I’m not good at colour, I see so many blogs where people are amazing at colour, and I look at all their pictures and just want to dive in there… I know that some people have said that they have studied colour at art school, while others seem to have a natural ability that they hone with their work. I have neither of these I’m afraid! I know things I like when I see them, but I don’t know how best to achieve these different looks (and if I achieved all of them then I would have the most eclectic and clashing set of things imaginable!! I definitely like too many different things…) Anyway, my point was supposed to be that I really am learning about colour as I go along, making mistakes and questioning why I think things do or don’t work, and why things do or don’t look how I was aiming for… Watching how these colourful circles come into being, how their appearance changes with each new colour round, and then changes again with the final turquoise rounds, it really is quite fascinating for me :)




It’s hard to remember that for so long, whilst really getting the Mumbles Ripple underway, the Glastonbury Blanket used to have only these 5 lonely squares…



Then there were more – 9 more to be precise, making 14 in all...
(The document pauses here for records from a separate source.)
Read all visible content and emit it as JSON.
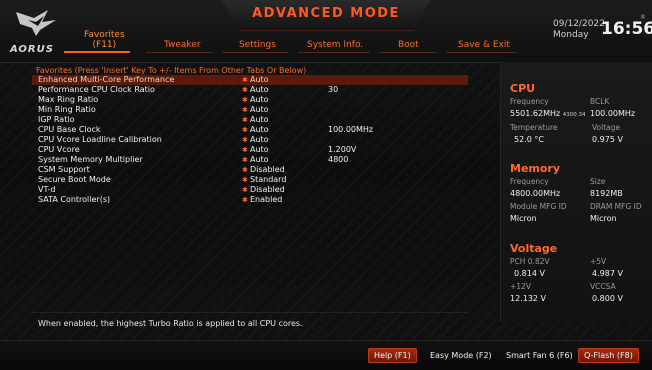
{
  "header": {
    "title": "ADVANCED MODE",
    "brand": "AORUS",
    "date": "09/12/2022",
    "day": "Monday",
    "time": "16:56",
    "registered_mark": "®"
  },
  "tabs": [
    {
      "line1": "Favorites",
      "line2": "(F11)",
      "active": true
    },
    {
      "label": "Tweaker"
    },
    {
      "label": "Settings"
    },
    {
      "label": "System Info."
    },
    {
      "label": "Boot"
    },
    {
      "label": "Save & Exit"
    }
  ],
  "favorites": {
    "hint": "Favorites (Press 'Insert' Key To +/- Items From Other Tabs Or Below)",
    "rows": [
      {
        "label": "Enhanced Multi-Core Performance",
        "value": "Auto",
        "current": "",
        "selected": true
      },
      {
        "label": "Performance CPU Clock Ratio",
        "value": "Auto",
        "current": "30"
      },
      {
        "label": "Max Ring Ratio",
        "value": "Auto",
        "current": ""
      },
      {
        "label": "Min Ring Ratio",
        "value": "Auto",
        "current": ""
      },
      {
        "label": "IGP Ratio",
        "value": "Auto",
        "current": ""
      },
      {
        "label": "CPU Base Clock",
        "value": "Auto",
        "current": "100.00MHz"
      },
      {
        "label": "CPU Vcore Loadline Calibration",
        "value": "Auto",
        "current": ""
      },
      {
        "label": "CPU Vcore",
        "value": "Auto",
        "current": "1.200V"
      },
      {
        "label": "System Memory Multiplier",
        "value": "Auto",
        "current": "4800"
      },
      {
        "label": "CSM Support",
        "value": "Disabled",
        "current": ""
      },
      {
        "label": "Secure Boot Mode",
        "value": "Standard",
        "current": ""
      },
      {
        "label": "VT-d",
        "value": "Disabled",
        "current": ""
      },
      {
        "label": "SATA Controller(s)",
        "value": "Enabled",
        "current": ""
      }
    ]
  },
  "help_text": "When enabled, the highest Turbo Ratio is applied to all CPU cores.",
  "cpu": {
    "title": "CPU",
    "freq_label": "Frequency",
    "freq_value": "5501.62MHz",
    "freq_sub": "4300.34",
    "bclk_label": "BCLK",
    "bclk_value": "100.00MHz",
    "temp_label": "Temperature",
    "temp_value": "52.0 °C",
    "volt_label": "Voltage",
    "volt_value": "0.975 V"
  },
  "memory": {
    "title": "Memory",
    "freq_label": "Frequency",
    "freq_value": "4800.00MHz",
    "size_label": "Size",
    "size_value": "8192MB",
    "mod_label": "Module MFG ID",
    "mod_value": "Micron",
    "dram_label": "DRAM MFG ID",
    "dram_value": "Micron"
  },
  "voltage": {
    "title": "Voltage",
    "pch_label": "PCH 0.82V",
    "pch_value": "0.814 V",
    "p5_label": "+5V",
    "p5_value": "4.987 V",
    "p12_label": "+12V",
    "p12_value": "12.132 V",
    "vccsa_label": "VCCSA",
    "vccsa_value": "0.800 V"
  },
  "bottom_bar": {
    "help": "Help (F1)",
    "easy": "Easy Mode (F2)",
    "fan": "Smart Fan 6 (F6)",
    "qflash": "Q-Flash (F8)"
  },
  "colors": {
    "accent": "#ff5a1f",
    "selected_row": "#5a1a0f"
  }
}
And now there are 22 finished squares, with all the ends sewn in and everything… 7 new circles with all their ends sewn in, just waiting for a nice turquoise border (as per the last update)… 



PLUS a whopping 17 brand new circles!!! (sadly still with their 102 ends to sew in…) 



You can really start to get an idea of how this lovely blankie will look when it’s finished, and I’m really enjoying working on it. 




I can’t wait till there’s no more moving work to do and I can focus even more :)





Saturday, 26 April 2014

Tyntesfield - Gardens



This is the post I was talking about here when I couldn't upload the photos! 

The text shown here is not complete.